Nixon's late Vietnam strategy was exactly what I thought it was. That is,
by annnouncing regular U.S. troop drawdowns, and ending the draft, Nixon thought he was holding off domestic dissent and buying time. He only prolonged the war and, in the end, we got what we could have gotten by honoring the 1954 Geneva Accords and avoiding any Vietnam intervention. 58,000 U.S. dead and many more Asian dead for nothing. We cannot seem to realize that the locals know that, over time, we will tire and leave their countries. We should not undertake military interventions except in those few instances where our vital interests clearly are at stake.

On near-term stimulus and long-term debt reduction: We need to operate on both tracks. The Fed has done what it can toward near-term stimulus and will continue to maintain interest rates near zero. We do need a 2011 jump start. A temporary suspension of the payroll tax would provide that and could gain bipartisan acceptance whereas almost any other spending or taxing measure would not. For the long term, as noted, leaders of both parties must have the guts to address unsustainable Social Security, Medicare, and Medicaid spending.
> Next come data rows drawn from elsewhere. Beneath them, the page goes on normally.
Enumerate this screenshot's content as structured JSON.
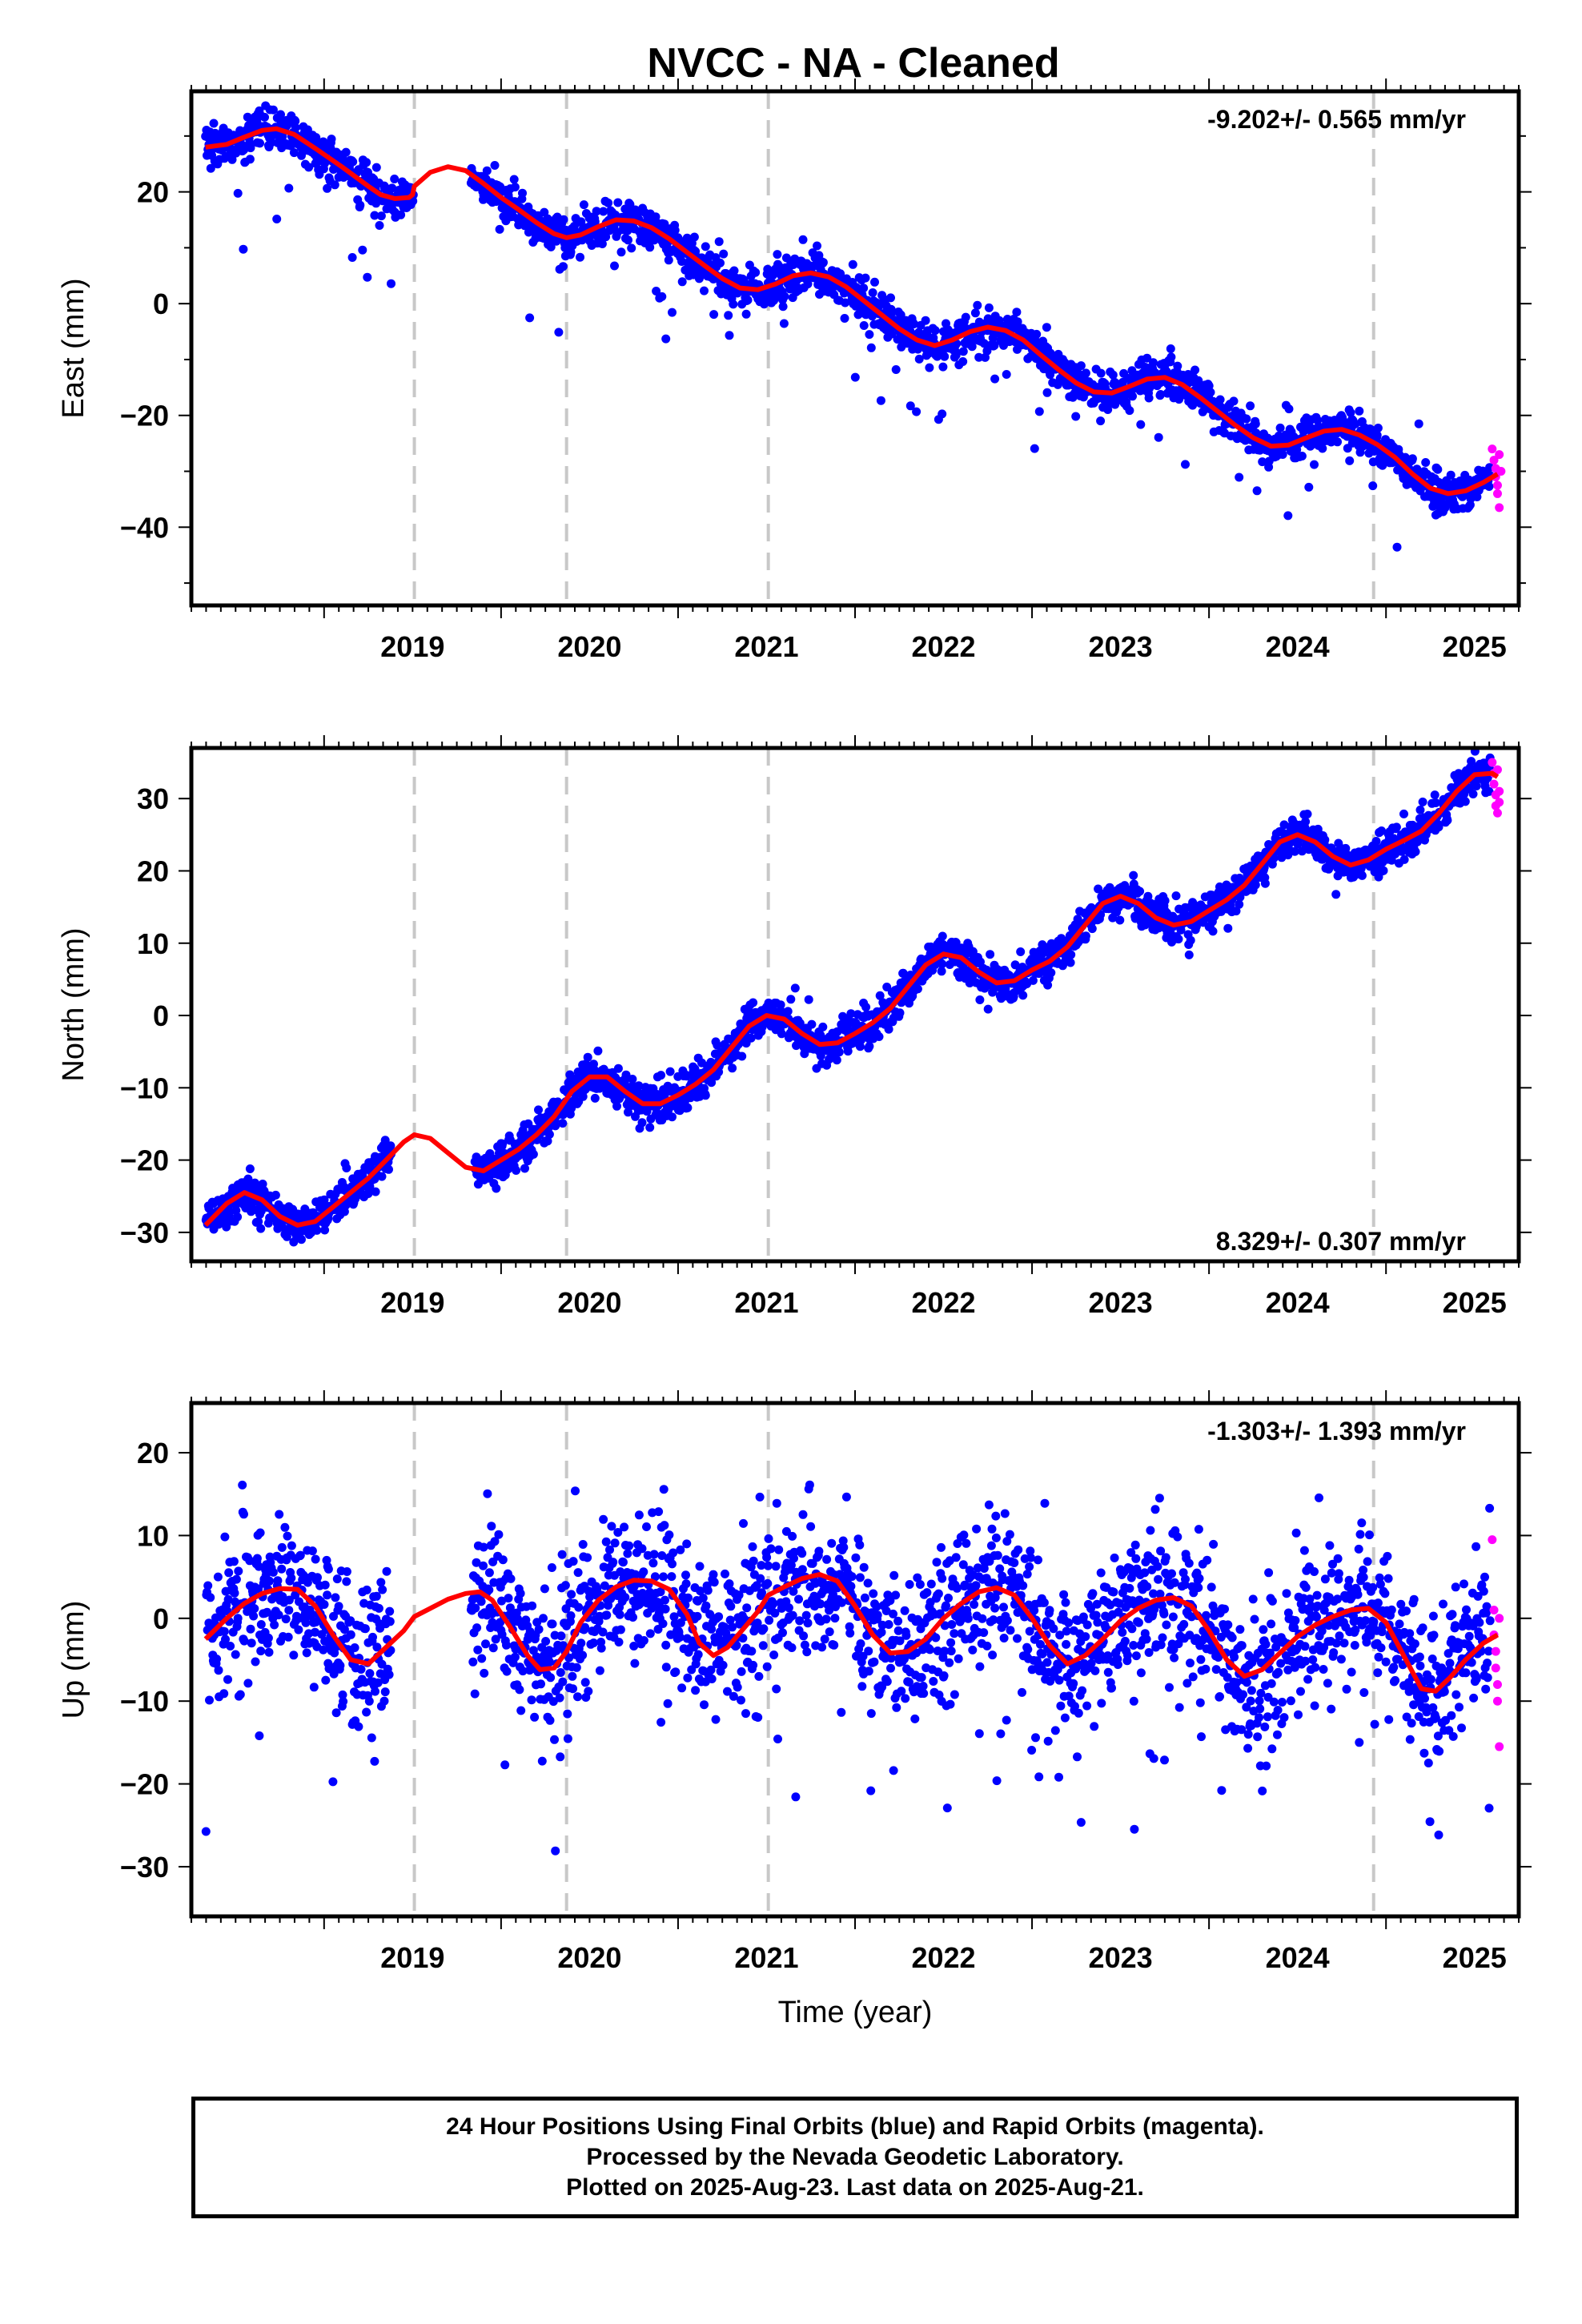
{
  "title": "NVCC  - NA - Cleaned",
  "colors": {
    "final_points": "#0000ff",
    "rapid_points": "#ff00ff",
    "model_line": "#ff0000",
    "dashed_lines": "#c8c8c8",
    "frame": "#000000"
  },
  "legend": {
    "line1": "24 Hour Positions Using Final Orbits (blue) and Rapid Orbits (magenta).",
    "line2": "Processed by the Nevada Geodetic Laboratory.",
    "line3": "Plotted on 2025-Aug-23. Last data on 2025-Aug-21."
  },
  "chart_data": [
    {
      "type": "scatter",
      "component": "East",
      "ylabel": "East (mm)",
      "xlabel": "",
      "rate": "-9.202+/- 0.565 mm/yr",
      "rate_placement": "top-right",
      "xlim": [
        2018.25,
        2025.75
      ],
      "ylim": [
        -54,
        38
      ],
      "xticks": [
        "2019",
        "2020",
        "2021",
        "2022",
        "2023",
        "2024",
        "2025"
      ],
      "yticks": [
        20,
        0,
        -20,
        -40
      ],
      "grid": false,
      "dashed_epochs": [
        2019.51,
        2020.37,
        2021.51,
        2024.93
      ],
      "gaps": [
        [
          2019.51,
          2019.83
        ]
      ],
      "model_curve": [
        [
          2018.33,
          28
        ],
        [
          2018.45,
          28.5
        ],
        [
          2018.55,
          29.8
        ],
        [
          2018.65,
          31
        ],
        [
          2018.73,
          31.3
        ],
        [
          2018.83,
          30.3
        ],
        [
          2018.95,
          27.8
        ],
        [
          2019.1,
          24.5
        ],
        [
          2019.25,
          21
        ],
        [
          2019.32,
          19.5
        ],
        [
          2019.4,
          18.8
        ],
        [
          2019.48,
          19
        ],
        [
          2019.5,
          19.5
        ],
        [
          2019.51,
          21
        ],
        [
          2019.6,
          23.5
        ],
        [
          2019.7,
          24.5
        ],
        [
          2019.8,
          23.8
        ],
        [
          2019.9,
          21.5
        ],
        [
          2020.0,
          19
        ],
        [
          2020.1,
          16.8
        ],
        [
          2020.2,
          14.5
        ],
        [
          2020.3,
          12.5
        ],
        [
          2020.37,
          11.8
        ],
        [
          2020.45,
          12.3
        ],
        [
          2020.55,
          13.8
        ],
        [
          2020.65,
          15
        ],
        [
          2020.75,
          14.8
        ],
        [
          2020.85,
          13.6
        ],
        [
          2020.95,
          11.6
        ],
        [
          2021.05,
          9.2
        ],
        [
          2021.15,
          6.8
        ],
        [
          2021.25,
          4.5
        ],
        [
          2021.35,
          2.8
        ],
        [
          2021.45,
          2.5
        ],
        [
          2021.55,
          3.5
        ],
        [
          2021.65,
          5
        ],
        [
          2021.75,
          5.5
        ],
        [
          2021.85,
          4.8
        ],
        [
          2021.95,
          3
        ],
        [
          2022.05,
          0.5
        ],
        [
          2022.15,
          -2
        ],
        [
          2022.25,
          -4.5
        ],
        [
          2022.35,
          -6.5
        ],
        [
          2022.45,
          -7.5
        ],
        [
          2022.55,
          -6.5
        ],
        [
          2022.65,
          -5
        ],
        [
          2022.75,
          -4.2
        ],
        [
          2022.85,
          -4.8
        ],
        [
          2022.95,
          -6.5
        ],
        [
          2023.05,
          -9.2
        ],
        [
          2023.15,
          -11.8
        ],
        [
          2023.25,
          -14.2
        ],
        [
          2023.35,
          -15.8
        ],
        [
          2023.45,
          -16
        ],
        [
          2023.55,
          -14.8
        ],
        [
          2023.65,
          -13.5
        ],
        [
          2023.75,
          -13.2
        ],
        [
          2023.85,
          -14.5
        ],
        [
          2023.95,
          -16.8
        ],
        [
          2024.05,
          -19.3
        ],
        [
          2024.15,
          -21.8
        ],
        [
          2024.25,
          -24
        ],
        [
          2024.35,
          -25.5
        ],
        [
          2024.45,
          -25.3
        ],
        [
          2024.55,
          -24
        ],
        [
          2024.65,
          -22.8
        ],
        [
          2024.75,
          -22.5
        ],
        [
          2024.85,
          -23.5
        ],
        [
          2024.95,
          -25.2
        ],
        [
          2025.05,
          -27.5
        ],
        [
          2025.15,
          -30.5
        ],
        [
          2025.25,
          -33
        ],
        [
          2025.35,
          -34
        ],
        [
          2025.45,
          -33.5
        ],
        [
          2025.55,
          -32
        ],
        [
          2025.63,
          -30.5
        ]
      ],
      "noise_sd": 1.8,
      "outlier_prob": 0.04,
      "outlier_range": [
        -18,
        6
      ],
      "rapid_points": [
        [
          2025.6,
          -26
        ],
        [
          2025.61,
          -28
        ],
        [
          2025.62,
          -29.5
        ],
        [
          2025.62,
          -31
        ],
        [
          2025.63,
          -32.5
        ],
        [
          2025.63,
          -34
        ],
        [
          2025.64,
          -36.5
        ],
        [
          2025.64,
          -27
        ],
        [
          2025.65,
          -30
        ]
      ]
    },
    {
      "type": "scatter",
      "component": "North",
      "ylabel": "North (mm)",
      "xlabel": "",
      "rate": "8.329+/- 0.307 mm/yr",
      "rate_placement": "bottom-right",
      "xlim": [
        2018.25,
        2025.75
      ],
      "ylim": [
        -34,
        37
      ],
      "xticks": [
        "2019",
        "2020",
        "2021",
        "2022",
        "2023",
        "2024",
        "2025"
      ],
      "yticks": [
        30,
        20,
        10,
        0,
        -10,
        -20,
        -30
      ],
      "grid": false,
      "dashed_epochs": [
        2019.51,
        2020.37,
        2021.51,
        2024.93
      ],
      "gaps": [
        [
          2019.38,
          2019.85
        ]
      ],
      "model_curve": [
        [
          2018.33,
          -29
        ],
        [
          2018.45,
          -26
        ],
        [
          2018.55,
          -24.5
        ],
        [
          2018.65,
          -25.5
        ],
        [
          2018.75,
          -27.8
        ],
        [
          2018.85,
          -29
        ],
        [
          2018.95,
          -28.5
        ],
        [
          2019.05,
          -26.5
        ],
        [
          2019.15,
          -24.5
        ],
        [
          2019.25,
          -22.5
        ],
        [
          2019.35,
          -20
        ],
        [
          2019.45,
          -17.5
        ],
        [
          2019.51,
          -16.5
        ],
        [
          2019.6,
          -17
        ],
        [
          2019.7,
          -19
        ],
        [
          2019.8,
          -21
        ],
        [
          2019.9,
          -21.5
        ],
        [
          2020.0,
          -20
        ],
        [
          2020.1,
          -18.5
        ],
        [
          2020.2,
          -16.5
        ],
        [
          2020.3,
          -14
        ],
        [
          2020.4,
          -10.5
        ],
        [
          2020.5,
          -8.5
        ],
        [
          2020.6,
          -8.5
        ],
        [
          2020.7,
          -10.5
        ],
        [
          2020.8,
          -12.2
        ],
        [
          2020.9,
          -12.2
        ],
        [
          2021.0,
          -11
        ],
        [
          2021.1,
          -9.5
        ],
        [
          2021.2,
          -7.5
        ],
        [
          2021.3,
          -4.5
        ],
        [
          2021.4,
          -1.5
        ],
        [
          2021.5,
          0
        ],
        [
          2021.6,
          -0.5
        ],
        [
          2021.7,
          -2.5
        ],
        [
          2021.8,
          -4
        ],
        [
          2021.9,
          -3.8
        ],
        [
          2022.0,
          -2.5
        ],
        [
          2022.1,
          -1
        ],
        [
          2022.2,
          1
        ],
        [
          2022.3,
          4
        ],
        [
          2022.4,
          7
        ],
        [
          2022.5,
          8.5
        ],
        [
          2022.6,
          8
        ],
        [
          2022.7,
          6
        ],
        [
          2022.8,
          4.5
        ],
        [
          2022.9,
          4.8
        ],
        [
          2023.0,
          6.3
        ],
        [
          2023.1,
          7.5
        ],
        [
          2023.2,
          9.5
        ],
        [
          2023.3,
          12.5
        ],
        [
          2023.4,
          15.5
        ],
        [
          2023.5,
          16.5
        ],
        [
          2023.6,
          15.5
        ],
        [
          2023.7,
          13.5
        ],
        [
          2023.8,
          12.5
        ],
        [
          2023.9,
          13
        ],
        [
          2024.0,
          14.5
        ],
        [
          2024.1,
          16
        ],
        [
          2024.2,
          18
        ],
        [
          2024.3,
          21
        ],
        [
          2024.4,
          24
        ],
        [
          2024.5,
          25
        ],
        [
          2024.6,
          24
        ],
        [
          2024.7,
          22
        ],
        [
          2024.8,
          20.8
        ],
        [
          2024.9,
          21.5
        ],
        [
          2025.0,
          23
        ],
        [
          2025.1,
          24.2
        ],
        [
          2025.2,
          25.5
        ],
        [
          2025.3,
          28
        ],
        [
          2025.4,
          31
        ],
        [
          2025.5,
          33.3
        ],
        [
          2025.6,
          33.5
        ],
        [
          2025.63,
          33
        ]
      ],
      "noise_sd": 1.3,
      "outlier_prob": 0.01,
      "outlier_range": [
        -5,
        5
      ],
      "rapid_points": [
        [
          2025.6,
          35
        ],
        [
          2025.61,
          33.5
        ],
        [
          2025.61,
          32
        ],
        [
          2025.62,
          30.5
        ],
        [
          2025.62,
          29
        ],
        [
          2025.63,
          28
        ],
        [
          2025.63,
          34
        ],
        [
          2025.64,
          31
        ],
        [
          2025.64,
          29.5
        ]
      ]
    },
    {
      "type": "scatter",
      "component": "Up",
      "ylabel": "Up (mm)",
      "xlabel": "Time (year)",
      "rate": "-1.303+/- 1.393 mm/yr",
      "rate_placement": "top-right",
      "xlim": [
        2018.25,
        2025.75
      ],
      "ylim": [
        -36,
        26
      ],
      "xticks": [
        "2019",
        "2020",
        "2021",
        "2022",
        "2023",
        "2024",
        "2025"
      ],
      "yticks": [
        20,
        10,
        0,
        -10,
        -20,
        -30
      ],
      "grid": false,
      "dashed_epochs": [
        2019.51,
        2020.37,
        2021.51,
        2024.93
      ],
      "gaps": [
        [
          2019.38,
          2019.83
        ]
      ],
      "model_curve": [
        [
          2018.33,
          -2.5
        ],
        [
          2018.45,
          0
        ],
        [
          2018.55,
          1.8
        ],
        [
          2018.65,
          3
        ],
        [
          2018.75,
          3.6
        ],
        [
          2018.85,
          3.5
        ],
        [
          2018.95,
          1.5
        ],
        [
          2019.05,
          -2
        ],
        [
          2019.15,
          -5
        ],
        [
          2019.25,
          -5.5
        ],
        [
          2019.35,
          -3.5
        ],
        [
          2019.45,
          -1.5
        ],
        [
          2019.51,
          0.2
        ],
        [
          2019.6,
          1.2
        ],
        [
          2019.7,
          2.3
        ],
        [
          2019.8,
          3
        ],
        [
          2019.88,
          3.2
        ],
        [
          2019.95,
          2.2
        ],
        [
          2020.05,
          -1
        ],
        [
          2020.15,
          -4.5
        ],
        [
          2020.22,
          -6.2
        ],
        [
          2020.3,
          -6
        ],
        [
          2020.37,
          -4
        ],
        [
          2020.45,
          -0.5
        ],
        [
          2020.55,
          2.2
        ],
        [
          2020.65,
          3.8
        ],
        [
          2020.75,
          4.6
        ],
        [
          2020.85,
          4.5
        ],
        [
          2020.95,
          3.5
        ],
        [
          2021.05,
          0.5
        ],
        [
          2021.12,
          -3
        ],
        [
          2021.2,
          -4.5
        ],
        [
          2021.28,
          -3.5
        ],
        [
          2021.38,
          -1
        ],
        [
          2021.45,
          0.8
        ],
        [
          2021.51,
          2.8
        ],
        [
          2021.6,
          3.8
        ],
        [
          2021.7,
          4.8
        ],
        [
          2021.8,
          5.3
        ],
        [
          2021.9,
          4.5
        ],
        [
          2022.0,
          1.5
        ],
        [
          2022.1,
          -2
        ],
        [
          2022.2,
          -4.2
        ],
        [
          2022.3,
          -4
        ],
        [
          2022.4,
          -2.5
        ],
        [
          2022.5,
          0
        ],
        [
          2022.6,
          1.8
        ],
        [
          2022.7,
          3.2
        ],
        [
          2022.8,
          3.7
        ],
        [
          2022.9,
          2.8
        ],
        [
          2023.0,
          0
        ],
        [
          2023.1,
          -3.3
        ],
        [
          2023.2,
          -5.5
        ],
        [
          2023.3,
          -4.5
        ],
        [
          2023.4,
          -2.5
        ],
        [
          2023.5,
          -0.3
        ],
        [
          2023.6,
          1.2
        ],
        [
          2023.7,
          2.2
        ],
        [
          2023.8,
          2.5
        ],
        [
          2023.9,
          1.5
        ],
        [
          2024.0,
          -1.5
        ],
        [
          2024.1,
          -5
        ],
        [
          2024.2,
          -7
        ],
        [
          2024.3,
          -6.2
        ],
        [
          2024.4,
          -4.2
        ],
        [
          2024.5,
          -2.2
        ],
        [
          2024.6,
          -0.8
        ],
        [
          2024.7,
          0.2
        ],
        [
          2024.8,
          1
        ],
        [
          2024.9,
          1.2
        ],
        [
          2025.0,
          -0.5
        ],
        [
          2025.1,
          -4.5
        ],
        [
          2025.2,
          -8.5
        ],
        [
          2025.28,
          -8.8
        ],
        [
          2025.36,
          -7.2
        ],
        [
          2025.45,
          -5
        ],
        [
          2025.55,
          -3
        ],
        [
          2025.63,
          -2
        ]
      ],
      "noise_sd": 4.2,
      "outlier_prob": 0.05,
      "outlier_range": [
        -22,
        12
      ],
      "rapid_points": [
        [
          2025.6,
          9.5
        ],
        [
          2025.61,
          1
        ],
        [
          2025.61,
          -2
        ],
        [
          2025.62,
          -4
        ],
        [
          2025.62,
          -6
        ],
        [
          2025.63,
          -8
        ],
        [
          2025.63,
          -10
        ],
        [
          2025.64,
          -15.5
        ],
        [
          2025.64,
          0
        ]
      ]
    }
  ]
}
That is where the money is.

Posted Tue, Jun 28, 11:04 a.m. Inappropriate

TVD, again, pray tell us how most seniors, who have very limited private incomes and assets, will survive with sharply lower Social Security benefits and Medicare and Medicaid benefits. Those programs already are quite a bit stingier than national pension and health care programs in other advanced countries. You need to climb down from your Olympian perch and visit some senior centers and Medicaid nursing homes, look and smell around, and talk to actual working- and middle-class people rather than making these august pronouncement about slashing benefits and raising eligibility ages. And don't tell us you can just "means test" those programs because they already are means tested, and just cutting benefits for wealthy people isn't going to save much money. Once again, health care spending growth absolutely needs to be cut but if you know anything about health care you know that you can't achieve that just by cutting Medicare and Medicaid. They are part of a larger system of unsustainable health care spending.